German auto giant Volkswagen AG VOW -0.06% is asking the U.S. Supreme Court to overturn a ruling that it says opens up car makers to a flood of emissions regulations from local governments that could clash with existing federal rules.
The request to the high court, filed last week and made public Tuesday, is the latest turn in litigation that has dogged Volkswagen since it admitted in 2015 to rigging 11 million diesel vehicles world-wide with software that allowed them to evade government emissions tests. The company has paid more than $30 billion in fines and settlements because of the scandal, including some $23 billion in the U.S.
At issue is a June decision by the Ninth U.S. Circuit Court of Appeals that ruled two counties have authority alongside the federal Environmental Protection Agency to regulate the updates that car manufacturers make to emissions systems in vehicles after they are sold. Florida’s Hillsborough County and Salt Lake County in Utah are seeking daily penalties of $5,000 per rigged diesel car for the local pollution they caused, with potential yearly damages of $11.2 billion.
Volkswagen argues it shouldn’t have to pay those fines because the court decision misinterprets the federal Clean Air Act, which it says gives sole regulatory authority over manufacturer changes to car emissions to the EPA and California. The company argues that the EPA approved a software update Volkswagen made to the cars before the diesel-emissions scandal broke, and that its move isn’t akin to something a county could regulate, such as a local mechanic tampering with emissions.
To date, the company has entered into $23 billion worth of civil and criminal settlements with federal and state regulators and drivers of nearly 600,000 U.S. diesel vehicles.

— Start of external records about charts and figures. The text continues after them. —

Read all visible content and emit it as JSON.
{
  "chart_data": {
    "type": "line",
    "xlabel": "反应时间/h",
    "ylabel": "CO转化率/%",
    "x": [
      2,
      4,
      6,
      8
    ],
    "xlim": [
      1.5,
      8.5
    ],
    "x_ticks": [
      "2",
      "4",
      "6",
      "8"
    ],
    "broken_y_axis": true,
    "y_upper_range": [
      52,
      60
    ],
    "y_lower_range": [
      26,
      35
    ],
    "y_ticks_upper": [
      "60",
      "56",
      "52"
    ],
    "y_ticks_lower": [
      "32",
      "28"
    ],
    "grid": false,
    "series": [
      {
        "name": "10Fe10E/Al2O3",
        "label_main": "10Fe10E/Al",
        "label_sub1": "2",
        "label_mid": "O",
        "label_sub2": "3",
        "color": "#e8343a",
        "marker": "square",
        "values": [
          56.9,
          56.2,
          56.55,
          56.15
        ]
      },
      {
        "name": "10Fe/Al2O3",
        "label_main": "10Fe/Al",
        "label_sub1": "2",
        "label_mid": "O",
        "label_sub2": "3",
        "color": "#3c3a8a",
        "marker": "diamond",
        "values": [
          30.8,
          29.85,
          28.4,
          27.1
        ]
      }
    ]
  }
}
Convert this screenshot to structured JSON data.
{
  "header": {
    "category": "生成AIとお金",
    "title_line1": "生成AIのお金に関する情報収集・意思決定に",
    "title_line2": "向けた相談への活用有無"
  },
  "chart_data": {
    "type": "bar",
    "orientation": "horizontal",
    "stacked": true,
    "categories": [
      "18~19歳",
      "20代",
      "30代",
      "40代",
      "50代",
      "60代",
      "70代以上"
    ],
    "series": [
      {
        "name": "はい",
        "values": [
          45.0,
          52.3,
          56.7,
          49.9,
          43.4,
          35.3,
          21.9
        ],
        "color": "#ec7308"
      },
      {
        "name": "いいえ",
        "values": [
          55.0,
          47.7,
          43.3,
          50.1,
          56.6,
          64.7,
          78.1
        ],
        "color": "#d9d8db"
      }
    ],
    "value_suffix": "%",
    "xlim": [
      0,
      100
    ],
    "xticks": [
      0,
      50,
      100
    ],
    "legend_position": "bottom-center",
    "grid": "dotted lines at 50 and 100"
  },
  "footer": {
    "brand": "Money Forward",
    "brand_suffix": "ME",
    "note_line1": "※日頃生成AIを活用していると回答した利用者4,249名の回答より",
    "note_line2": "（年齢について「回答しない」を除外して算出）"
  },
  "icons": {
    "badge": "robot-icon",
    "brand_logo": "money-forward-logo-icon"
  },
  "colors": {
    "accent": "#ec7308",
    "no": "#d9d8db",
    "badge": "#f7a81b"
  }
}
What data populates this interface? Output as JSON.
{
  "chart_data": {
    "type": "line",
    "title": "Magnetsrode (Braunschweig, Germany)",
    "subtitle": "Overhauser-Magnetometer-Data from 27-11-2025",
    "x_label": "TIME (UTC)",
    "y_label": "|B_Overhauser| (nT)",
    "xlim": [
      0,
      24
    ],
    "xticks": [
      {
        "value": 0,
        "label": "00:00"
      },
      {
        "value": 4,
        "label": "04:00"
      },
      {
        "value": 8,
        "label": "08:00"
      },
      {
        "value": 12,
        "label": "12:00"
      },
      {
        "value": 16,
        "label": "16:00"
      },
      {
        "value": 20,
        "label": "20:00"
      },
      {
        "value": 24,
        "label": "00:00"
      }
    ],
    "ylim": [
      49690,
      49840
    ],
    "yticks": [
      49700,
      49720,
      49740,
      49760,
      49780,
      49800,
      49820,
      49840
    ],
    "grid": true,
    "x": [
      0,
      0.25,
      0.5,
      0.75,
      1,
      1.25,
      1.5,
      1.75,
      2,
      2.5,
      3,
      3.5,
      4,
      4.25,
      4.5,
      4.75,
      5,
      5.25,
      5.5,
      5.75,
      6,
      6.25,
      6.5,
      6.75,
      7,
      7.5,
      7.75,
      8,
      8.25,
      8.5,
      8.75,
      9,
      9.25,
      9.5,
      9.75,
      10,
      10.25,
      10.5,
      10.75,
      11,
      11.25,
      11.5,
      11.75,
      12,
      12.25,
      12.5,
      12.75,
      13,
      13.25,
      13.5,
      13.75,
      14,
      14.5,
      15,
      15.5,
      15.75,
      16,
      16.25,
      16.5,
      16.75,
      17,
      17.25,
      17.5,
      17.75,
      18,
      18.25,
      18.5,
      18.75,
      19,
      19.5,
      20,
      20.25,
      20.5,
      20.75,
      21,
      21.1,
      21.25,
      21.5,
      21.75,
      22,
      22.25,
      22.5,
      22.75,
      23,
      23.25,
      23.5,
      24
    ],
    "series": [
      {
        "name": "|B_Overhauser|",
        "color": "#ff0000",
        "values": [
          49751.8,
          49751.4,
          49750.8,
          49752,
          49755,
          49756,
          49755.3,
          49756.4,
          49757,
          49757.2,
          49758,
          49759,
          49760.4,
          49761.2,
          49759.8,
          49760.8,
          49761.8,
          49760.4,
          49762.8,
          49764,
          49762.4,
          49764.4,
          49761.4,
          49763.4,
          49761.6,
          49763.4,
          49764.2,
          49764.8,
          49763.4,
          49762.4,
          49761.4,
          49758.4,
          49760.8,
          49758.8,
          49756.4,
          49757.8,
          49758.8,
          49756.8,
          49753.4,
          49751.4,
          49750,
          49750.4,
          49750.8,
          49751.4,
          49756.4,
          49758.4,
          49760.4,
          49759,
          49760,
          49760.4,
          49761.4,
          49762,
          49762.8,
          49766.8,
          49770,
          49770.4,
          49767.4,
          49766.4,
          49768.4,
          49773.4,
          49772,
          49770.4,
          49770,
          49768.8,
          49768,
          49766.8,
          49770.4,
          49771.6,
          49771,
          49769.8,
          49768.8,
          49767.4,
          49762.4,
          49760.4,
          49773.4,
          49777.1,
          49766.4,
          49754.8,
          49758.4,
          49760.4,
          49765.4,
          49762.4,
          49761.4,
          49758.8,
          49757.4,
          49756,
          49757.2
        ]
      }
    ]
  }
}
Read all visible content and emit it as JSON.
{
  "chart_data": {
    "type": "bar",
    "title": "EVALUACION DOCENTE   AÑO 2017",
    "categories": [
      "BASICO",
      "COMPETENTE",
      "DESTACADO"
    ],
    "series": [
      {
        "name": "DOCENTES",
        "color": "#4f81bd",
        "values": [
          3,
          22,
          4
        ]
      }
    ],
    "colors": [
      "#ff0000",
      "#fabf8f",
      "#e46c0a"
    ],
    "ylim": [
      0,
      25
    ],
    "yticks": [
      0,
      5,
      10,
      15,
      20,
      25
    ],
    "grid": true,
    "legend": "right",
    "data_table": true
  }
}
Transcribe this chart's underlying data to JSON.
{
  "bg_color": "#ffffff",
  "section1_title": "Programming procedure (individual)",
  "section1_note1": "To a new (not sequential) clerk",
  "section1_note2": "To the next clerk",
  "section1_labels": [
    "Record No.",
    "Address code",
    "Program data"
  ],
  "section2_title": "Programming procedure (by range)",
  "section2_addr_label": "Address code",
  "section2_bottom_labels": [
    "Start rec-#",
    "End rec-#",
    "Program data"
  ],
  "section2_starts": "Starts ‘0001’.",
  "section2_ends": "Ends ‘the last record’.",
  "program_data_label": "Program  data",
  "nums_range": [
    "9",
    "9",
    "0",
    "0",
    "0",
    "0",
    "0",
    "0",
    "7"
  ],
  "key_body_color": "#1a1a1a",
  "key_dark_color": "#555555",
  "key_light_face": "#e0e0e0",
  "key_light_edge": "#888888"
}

Those agreements didn’t prevent some states and local governments from separately suing Volkswagen, lawsuits the company has won in Alabama, Tennessee and Minnesota.
“The Ninth Circuit’s decision conflicts with the rulings of multiple courts and will severely compromise the EPA’s ability to regulate auto emissions,” a company spokesman said Tuesday. The company made similar arguments this week in a separate case in front of the Ohio Supreme Court over that state’s regulatory power.
If the Ninth Circuit ruling stands, “manufacturers will know that settling with EPA could trigger copycat state and local government actions,” Volkswagen wrote in its Supreme Court petition.
The California-based Ninth Circuit acknowledged in last year’s ruling that its conclusion “may result in the imposition of unexpected (and enormous) liability on Volkswagen” and prevent the EPA from controlling the total liability imposed on auto makers for any emissions tampering violations. But the judges concluded Congress didn’t intend for the Clean Air Act to prohibit counties and states from having enforcement power in this context.